Schon Anfang des Jahres wandelte Sängerin Christina Aguilera im Musical Burlesque als sexy Ausdruckstänzerin auf den Spuren Dita von Teeses. Da hing Tournee, der bereits 2010 beim Festival in Cannes im Wettbewerb gezeigt wurde, noch in der Warteschleife. Vielleicht kann das Werk des Schauspieler und Regisseurs Mathieu Amalric nun von der wieder aufgelebten medialen Aufmerksamkeit für das Burlesque-Phänomen profitieren: Weniger glattgebügelt als in der Hollywoodversion und dafür umso authentischer führt der Franzose die Zuschauer in die Welt des kultivierten Striptease ein.

In Tournee heißen die Heldinnen Dirty Martini, Kitten On The Keys oder Mimi Le Meaux und sie spielen sich alle selbst. So gehört die Kalifornierin Mimi Le Meaux seit Mitte der 90er zu den Tänzerinnen, die das Burlesque-Revival in Amerika begründeten. Selbstbewusst betreiben sie und ihre Kolleginnen mit ihren Körpern Politik, während sie sich wortlos, durch ihre bloße, sexy Präsenz einem genormten Frauenbild widersetzen. Dirty Martini etwa erschaffte mit ihrer Nummer "Patriot Act" einen modernen Klassiker des Genres: Als amerikanische Justitia entledigt sie sich ihrer Kleidung und stößt dabei auf immer mehr versteckte Dollarnoten.

Diese pointierte und witzige Nummer ist natürlich auch in Mathieu Amalrics Film zu sehen.

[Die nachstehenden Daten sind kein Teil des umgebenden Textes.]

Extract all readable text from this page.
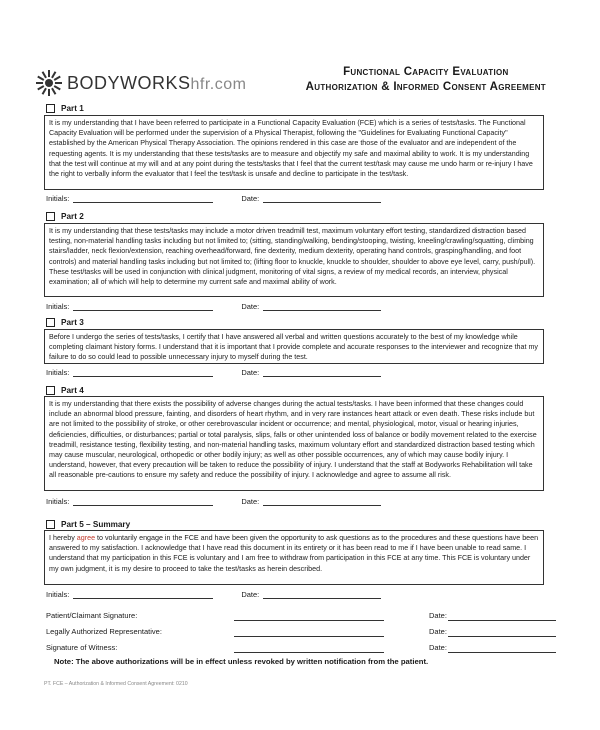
BODYWORKShfr.com
Functional Capacity Evaluation
Authorization & Informed Consent Agreement
Part 1
It is my understanding that I have been referred to participate in a Functional Capacity Evaluation (FCE) which is a series of tests/tasks. The Functional Capacity Evaluation will be performed under the supervision of a Physical Therapist, following the "Guidelines for Evaluating Functional Capacity" established by the American Physical Therapy Association. The opinions rendered in this case are those of the evaluator and are independent of the requesting agents. It is my understanding that these tests/tasks are to measure and objectify my safe and maximal ability to work. It is my understanding that the test will continue at my will and at any point during the tests/tasks that I feel that the current test/task may cause me undo harm or re-injury I have the right to verbally inform the evaluator that I feel the test/task is unsafe and decline to participate in the test/task.
Initials:	Date:
Part 2
It is my understanding that these tests/tasks may include a motor driven treadmill test, maximum voluntary effort testing, standardized distraction based testing, non-material handling tasks including but not limited to; (sitting, standing/walking, bending/stooping, twisting, kneeling/crawling/squatting, climbing stairs/ladder, neck flexion/extension, reaching overhead/forward, fine dexterity, medium dexterity, operating hand controls, grasping/handling, and foot controls) and material handling tasks including but not limited to; (lifting floor to knuckle, knuckle to shoulder, shoulder to above eye level, carry, push/pull). These test/tasks will be used in conjunction with clinical judgment, monitoring of vital signs, a review of my medical records, an interview, physical examination; all of which will help to determine my current safe and maximal ability of work.
Initials:	Date:
Part 3
Before I undergo the series of tests/tasks, I certify that I have answered all verbal and written questions accurately to the best of my knowledge while completing claimant history forms. I understand that it is important that I provide complete and accurate responses to the interviewer and recognize that my failure to do so could lead to possible unnecessary injury to myself during the test.
Initials:	Date:
Part 4
It is my understanding that there exists the possibility of adverse changes during the actual tests/tasks. I have been informed that these changes could include an abnormal blood pressure, fainting, and disorders of heart rhythm, and in very rare instances heart attack or even death. These risks include but are not limited to the possibility of stroke, or other cerebrovascular incident or occurrence; and mental, physiological, motor, visual or hearing injuries, deficiencies, difficulties, or disturbances; partial or total paralysis, slips, falls or other unintended loss of balance or bodily movement related to the exercise treadmill, resistance testing, flexibility testing, and non-material handling tasks, maximum voluntary effort and standardized distraction based testing which may cause muscular, neurological, orthopedic or other bodily injury; as well as other possible occurrences, any of which may cause bodily injury. I understand, however, that every precaution will be taken to reduce the possibility of injury. I understand that the staff at Bodyworks Rehabilitation will take all reasonable pre-cautions to ensure my safety and reduce the possibility of injury. I acknowledge and agree to assume all risk.
Initials:	Date:
Part 5 – Summary
I hereby agree to voluntarily engage in the FCE and have been given the opportunity to ask questions as to the procedures and these questions have been answered to my satisfaction. I acknowledge that I have read this document in its entirety or it has been read to me if I have been unable to read same. I understand that my participation in this FCE is voluntary and I am free to withdraw from participation in this FCE at any time. This FCE is voluntary under my own judgment, it is my desire to proceed to take the test/tasks as herein described.
Initials:	Date:
Patient/Claimant Signature:	Date:
Legally Authorized Representative:	Date:
Signature of Witness:	Date:
Note: The above authorizations will be in effect unless revoked by written notification from the patient.
PT. FCE – Authorization & Informed Consent Agreement: 0210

Ob mit Luftballon und Fächer, Ukulele und Akkorden oder in aufwändigen Verkleidungen als Meerjungfrau in einem Becken - die Frauen sind eine echte Schau und besitzen großen Unterhaltungswert.

Nun hat der Regisseur Amalric aber auch eine Geschichte rund um seine gewichtigen Damen gebaut, in der er selbst die Hauptrolle übernimmt. Als Schauspieler steht der 45-Jährige für anspruchsvolles Kino (Schmetterling und Taucherglocke) und hat sich seine Hollywood-Meriten als Bösewicht im letzten Bond verdient. In Tournee gibt er den verkrachten Ex-TV-Produzent Joachim, der in den USA die Burlesque-Truppe zusammenstellt und nach Frankreich auf Tournee bringt.

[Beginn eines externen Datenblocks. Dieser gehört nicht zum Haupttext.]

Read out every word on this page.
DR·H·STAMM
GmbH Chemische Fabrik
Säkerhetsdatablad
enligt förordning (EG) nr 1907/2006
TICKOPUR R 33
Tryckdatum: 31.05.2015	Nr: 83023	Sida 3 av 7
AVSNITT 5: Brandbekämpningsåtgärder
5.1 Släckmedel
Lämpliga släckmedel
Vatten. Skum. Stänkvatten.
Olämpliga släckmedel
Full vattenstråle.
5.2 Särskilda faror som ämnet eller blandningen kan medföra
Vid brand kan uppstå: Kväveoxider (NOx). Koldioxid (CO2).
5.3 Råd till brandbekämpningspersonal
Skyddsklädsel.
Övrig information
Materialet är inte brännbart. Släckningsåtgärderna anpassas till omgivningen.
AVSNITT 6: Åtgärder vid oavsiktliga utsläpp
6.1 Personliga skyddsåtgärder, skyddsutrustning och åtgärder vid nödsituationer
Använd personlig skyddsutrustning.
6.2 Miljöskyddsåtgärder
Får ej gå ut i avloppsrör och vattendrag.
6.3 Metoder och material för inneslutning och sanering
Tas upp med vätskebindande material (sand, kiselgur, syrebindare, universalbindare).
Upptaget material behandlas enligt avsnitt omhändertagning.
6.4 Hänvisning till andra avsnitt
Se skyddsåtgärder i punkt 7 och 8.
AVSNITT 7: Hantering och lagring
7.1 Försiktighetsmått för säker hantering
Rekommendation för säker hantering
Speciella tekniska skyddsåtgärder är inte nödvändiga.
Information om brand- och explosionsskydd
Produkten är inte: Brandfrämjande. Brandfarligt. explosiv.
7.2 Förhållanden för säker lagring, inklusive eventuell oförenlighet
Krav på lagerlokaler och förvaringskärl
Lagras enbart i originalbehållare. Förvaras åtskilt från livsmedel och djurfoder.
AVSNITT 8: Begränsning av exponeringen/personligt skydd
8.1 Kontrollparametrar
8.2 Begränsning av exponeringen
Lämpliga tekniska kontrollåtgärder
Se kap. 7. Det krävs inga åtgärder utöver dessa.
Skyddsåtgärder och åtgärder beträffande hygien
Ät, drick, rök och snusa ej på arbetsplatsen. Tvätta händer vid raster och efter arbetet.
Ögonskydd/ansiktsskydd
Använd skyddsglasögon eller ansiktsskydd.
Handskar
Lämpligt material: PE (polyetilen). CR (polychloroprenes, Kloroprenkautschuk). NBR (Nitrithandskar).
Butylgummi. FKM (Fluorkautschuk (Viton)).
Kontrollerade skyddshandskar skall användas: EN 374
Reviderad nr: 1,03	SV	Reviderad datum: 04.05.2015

Angelockt hat er die Frauen mit der Aussicht auf einen Auftritt in Paris. Doch während sie durch die Provinz an der Atlantikküste von Hafenstadt zu Hafenstadt tingeln, steht die Hauptstadt wie ein großes, noch nicht eingelöstes Versprechen zwischen dem psychisch labilen Manager und den Frauen, deren Selbstbewusstsein unerschütterlich zu sein scheint.

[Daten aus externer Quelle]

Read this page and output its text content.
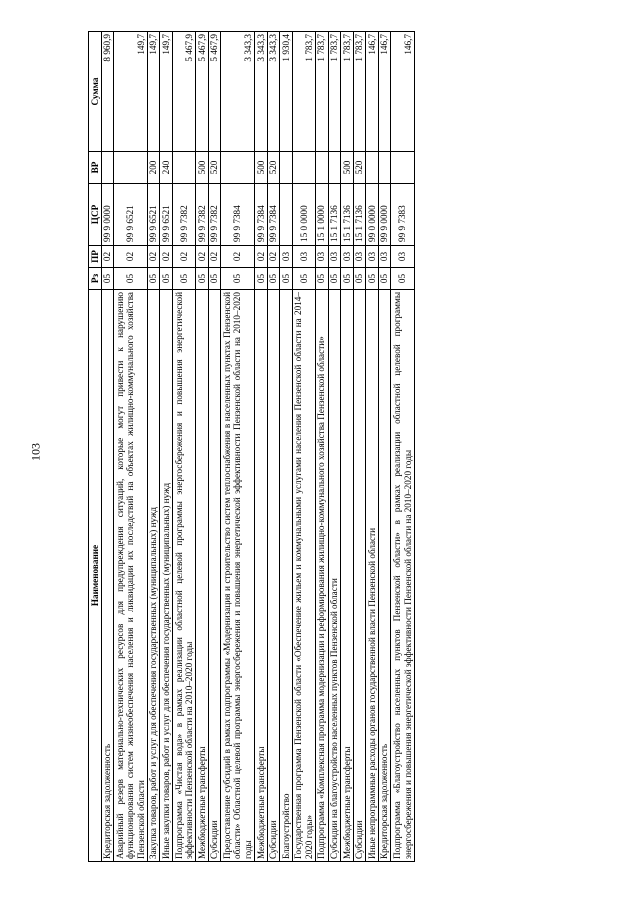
103
Наименование	Рз	ПР	ЦСР	ВР	Сумма
Кредиторская задолженность	05	02	99 9 0000		8 960,9
Аварийный резерв материально-технических ресурсов для предупреждения ситуаций, которые могут привести к нарушению функционирования систем жизнеобеспечения населения и ликвидации их последствий на объектах жилищно-коммунального хозяйства Пензенской области	05	02	99 9 6521		149,7
Закупка товаров, работ и услуг для обеспечения государственных (муниципальных) нужд	05	02	99 9 6521	200	149,7
Иные закупки товаров, работ и услуг для обеспечения государственных (муниципальных) нужд	05	02	99 9 6521	240	149,7
Подпрограмма «Чистая вода» в рамках реализации областной целевой программы энергосбережения и повышения энергетической эффективности Пензенской области на 2010–2020 годы	05	02	99 9 7382		5 467,9
Межбюджетные трансферты	05	02	99 9 7382	500	5 467,9
Субсидии	05	02	99 9 7382	520	5 467,9
Предоставление субсидий в рамках подпрограммы «Модернизация и строительство систем теплоснабжения в населенных пунктах Пензенской области» Областной целевой программы энергосбережения и повышения энергетической эффективности Пензенской области на 2010–2020 годы	05	02	99 9 7384		3 343,3
Межбюджетные трансферты	05	02	99 9 7384	500	3 343,3
Субсидии	05	02	99 9 7384	520	3 343,3
Благоустройство	05	03			1 930,4
Государственная программа Пензенской области «Обеспечение жильем и коммунальными услугами населения Пензенской области на 2014–2020 годы»	05	03	15 0 0000		1 783,7
Подпрограмма «Комплексная программа модернизации и реформирования жилищно-коммунального хозяйства Пензенской области»	05	03	15 1 0000		1 783,7
Субсидии на благоустройство населенных пунктов Пензенской области	05	03	15 1 7136		1 783,7
Межбюджетные трансферты	05	03	15 1 7136	500	1 783,7
Субсидии	05	03	15 1 7136	520	1 783,7
Иные непрограммные расходы органов государственной власти Пензенской области	05	03	99 0 0000		146,7
Кредиторская задолженность	05	03	99 9 0000		146,7
Подпрограмма «Благоустройство населенных пунктов Пензенской области» в рамках реализации областной целевой программы энергосбережения и повышения энергетической эффективности Пензенской области на 2010–2020 годы	05	03	99 9 7383		146,7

Die Kamera begleitet die Girls fast dokumentarisch durch den Tag. In die Maske, zu den Proben, beim Einchecken in trostlose Hotels, beim Ausruhen und bei der Begegnung mit den Einheimischen außerhalb der Shows. Melancholische Momente, in denen man mehr über die Frauen und ihre Vergangenheit, über das was sie bewegt, erfahren hätte können, werden allein über das Bild gelöst. Ihre Körper sollen erzählen.

Der Film feiert die Exzentrik, die Freiheit und den weiblichen Körper in all seinen Facetten. Als dokumentarischer Blick hinter die Kulissen der Burlesque-Szene funktioniert das wunderbar. Doch den Amateurinnen vor der Kamera gelingt es nicht, den Zuschauer auch in den Bann zu ziehen, wenn sie die Bühne verlassen. Zu undeutlich wurde die Grenze zwischen Rolle und Realität gezogen.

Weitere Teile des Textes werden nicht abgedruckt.